Even STM theorists do not completely deny that newly-learned information contributes to memory in STM tasks. Importantly, Burgess and Hitch (2006), upon which Norris relied, noted:

The context signals are ambiguous with respect to the traditional distinction between STM and LTM. They are responsible for aspects of ISR [immediate serial recall] traditionally associated with LTM, such as learning over repetitions and position-specific intrusions… as well as effects of temporal grouping within STM…. In the revised model, we have sought to make clear their role in the transition of order information from STM to LTM. Thus, in the absence of repetition of lists, context signals play a role in maintaining order in STM (but not a crucial one, given that recovery from inhibition during presentation provides an alternative ordering mechanism, see Burgess & Hitch, 1999)… and mediate effects of temporal grouping, and long-term connection strengths from context sets to item nodes are not reliably strengthened. When order information is reliably repeated, however, a context set becomes associated with the repeated pattern and effectively provides a form of long-term memory for that sequence. (Burgess & Hitch, 2006, p. 646)

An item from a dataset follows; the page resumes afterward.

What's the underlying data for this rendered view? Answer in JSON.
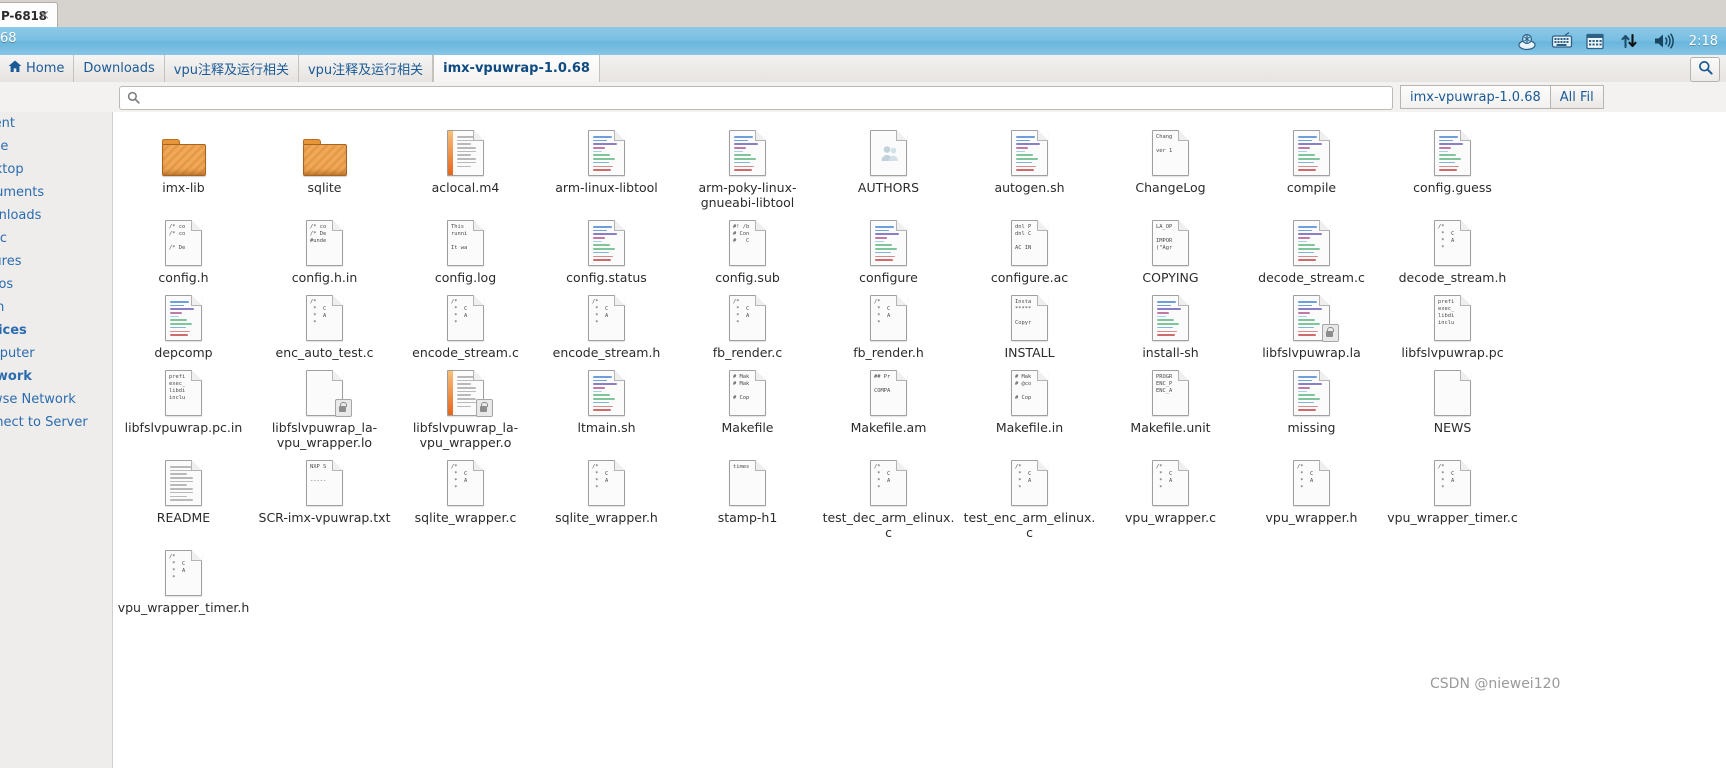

Where my interpretation differs from Burgess and Hitch (and Norris) is in the understanding of non-repeated information. Burgess and Hitch’s statement that a long-term connection is not reliably strengthened with a single presentation cannot be taken literally, or else connection strengths would never build up over repetitions. An alternative is that single presentations do provide rapid long-term learning that is often sufficient for immediate recall, given that there is not much interference from other trials. This single-presentation learning would be insufficient for delayed recall, for which there is more interference that can (1) cause inactivation of the newly-learned information, and (2) make it difficult to know which information needs to be re-activated. Burgess and Hitch, as well as Norris, rest their case for a separate STM copy on differences between STM storage and LTM learning, such as the absence of long-term benefits when only every other item in a list is repeated (Cumming, Page, & Norris, 2003). This absence of benefits from partial repetition could be explained, however, if retrieval of the information is not simply a matter of associations of items with serial positions, but also inter-item associations. For example, when Zaromb et al. (2006) carried out free recall with some of the same items repeated between lists, the repeated items were recalled well, but they also caused more intrusions from the items that were neighbors of the repeated items in the previous, recent lists, suggesting inter-item associations based on contiguity in the list.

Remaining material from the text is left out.